TET2 Deficiency Causes Germinal Center Hyperplasia, Impairs Plasma Cell Differentiation, and Promotes B-cell Lymphomagenesis.

Document Type

Article

Publication Date

12-1-2018

Keywords

JGM

JAX Location

Cancer Discov 2018 Dec; 8(12):1632-1653

Volume

8

Issue

12

First Page

1632

Last Page

1653

ISSN

2159-8290

PMID

30274972

DOI

https://doi.org/10.1158/2159-8290.CD-18-0657

Grant

CA034196, Leukemia Research Foundation, The Jackson Laboratory Cancer Center New Investigator Award, The Jackson Laboratory Director's Innovation Fund

Abstract

TET2 somatic mutations occur in ∼10% of diffuse large B-cell lymphomas (DLBCL) but are of unknown significance.
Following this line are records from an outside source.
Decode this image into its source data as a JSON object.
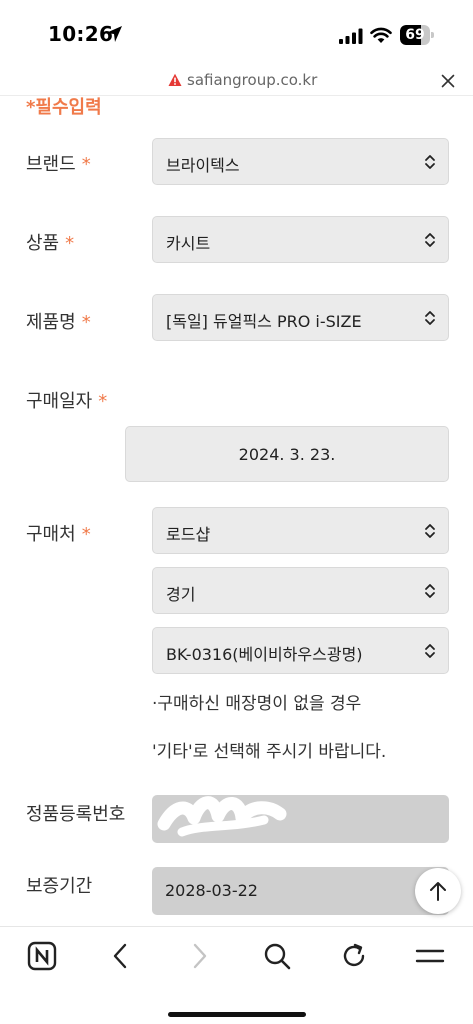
{
  "status_bar": {
    "time": "10:26",
    "battery_level": 69,
    "battery_text": "69"
  },
  "url_bar": {
    "domain": "safiangroup.co.kr"
  },
  "form": {
    "required_note": "*필수입력",
    "required_mark": "*",
    "brand": {
      "label": "브랜드",
      "value": "브라이텍스"
    },
    "product": {
      "label": "상품",
      "value": "카시트"
    },
    "product_name": {
      "label": "제품명",
      "value": "[독일] 듀얼픽스 PRO i-SIZE"
    },
    "purchase_date": {
      "label": "구매일자",
      "value": "2024. 3. 23."
    },
    "store": {
      "label": "구매처",
      "type_value": "로드샵",
      "region_value": "경기",
      "shop_value": "BK-0316(베이비하우스광명)",
      "help_line1": "·구매하신 매장명이 없을 경우",
      "help_line2": "'기타'로 선택해 주시기 바랍니다."
    },
    "registration_number": {
      "label": "정품등록번호"
    },
    "warranty_period": {
      "label": "보증기간",
      "value": "2028-03-22"
    }
  },
  "icons": {
    "location": "location-arrow-icon",
    "signal": "cellular-signal-icon",
    "wifi": "wifi-icon",
    "warning": "warning-triangle-icon",
    "close": "close-icon",
    "chevron": "chevron-up-down-icon",
    "scroll_top": "arrow-up-icon",
    "naver": "naver-n-icon",
    "back": "chevron-left-icon",
    "forward": "chevron-right-icon",
    "search": "search-icon",
    "refresh": "refresh-icon",
    "menu": "menu-icon"
  },
  "colors": {
    "accent": "#f07a4a",
    "warning": "#e53935"
  }
}
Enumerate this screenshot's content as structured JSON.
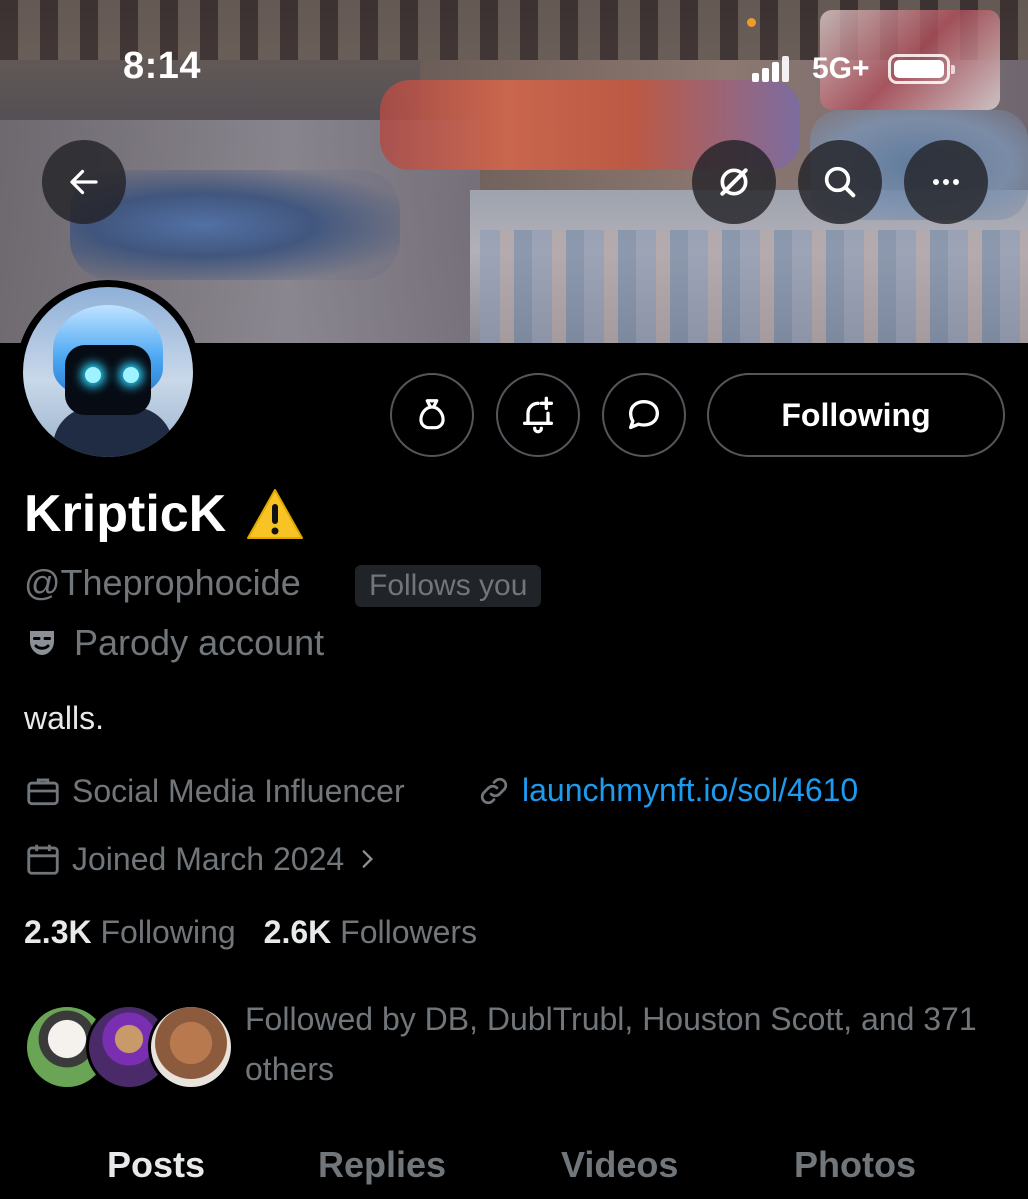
{
  "status_bar": {
    "time": "8:14",
    "network": "5G+",
    "icons": [
      "signal-icon",
      "battery-icon"
    ]
  },
  "header": {
    "buttons": [
      {
        "name": "back-button",
        "icon": "arrow-left-icon"
      },
      {
        "name": "grok-button",
        "icon": "grok-icon"
      },
      {
        "name": "search-button",
        "icon": "search-icon"
      },
      {
        "name": "more-button",
        "icon": "more-horizontal-icon"
      }
    ]
  },
  "actions": {
    "tip_icon": "money-bag-icon",
    "notify_icon": "bell-plus-icon",
    "message_icon": "chat-bubble-icon",
    "following_label": "Following"
  },
  "profile": {
    "display_name": "KripticK",
    "warning_emoji": "⚠️",
    "handle": "@Theprophocide",
    "follows_you": "Follows you",
    "parody_label": "Parody account",
    "bio": "walls.",
    "category": "Social Media Influencer",
    "link": "launchmynft.io/sol/4610",
    "joined": "Joined March 2024",
    "following_count": "2.3K",
    "following_label": "Following",
    "followers_count": "2.6K",
    "followers_label": "Followers",
    "followed_by": "Followed by DB, DublTrubl, Houston Scott, and 371 others"
  },
  "tabs": [
    {
      "label": "Posts",
      "active": true
    },
    {
      "label": "Replies",
      "active": false
    },
    {
      "label": "Videos",
      "active": false
    },
    {
      "label": "Photos",
      "active": false
    }
  ],
  "colors": {
    "background": "#000000",
    "text_primary": "#e7e9ea",
    "text_secondary": "#71767b",
    "link": "#1d9bf0",
    "border": "#53575c"
  }
}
Herein, we show that TET2 is required for the humoral immune response and is a DLBCL tumor suppressor. TET2 loss of function disrupts transit of B cells through germinal centers (GC), causing GC hyperplasia, impaired class switch recombination, blockade of plasma cell differentiation, and a preneoplastic phenotype. TET2 loss was linked to focal loss of enhancer hydroxymethylation and transcriptional repression of genes that mediate GC exit, such as PRDM1. Notably, these enhancers and genes are also repressed in CREBBP-mutant DLBCLs. Accordingly, TET2 mutation in patients yields a CREBBP-mutant gene-expression signature, CREBBP and TET2 mutations are generally mutually exclusive, and hydroxymethylation loss caused by TET2 deficiency impairs enhancer H3K27 acetylation. Hence, TET2 plays a critical role in the GC reaction, and its loss of function results in lymphomagenesis through failure to activate genes linked to GC exit signals. SIGNIFICANCE: We show that TET2 is required for exit of the GC, B-cell differentiation, and is a tumor suppressor for mature B cells. Loss of TET2 phenocopies CREBBP somatic mutation. These results advocate for sequencing TET2 in patients with lymphoma and for the testing of epigenetic therapies to treat these tumors.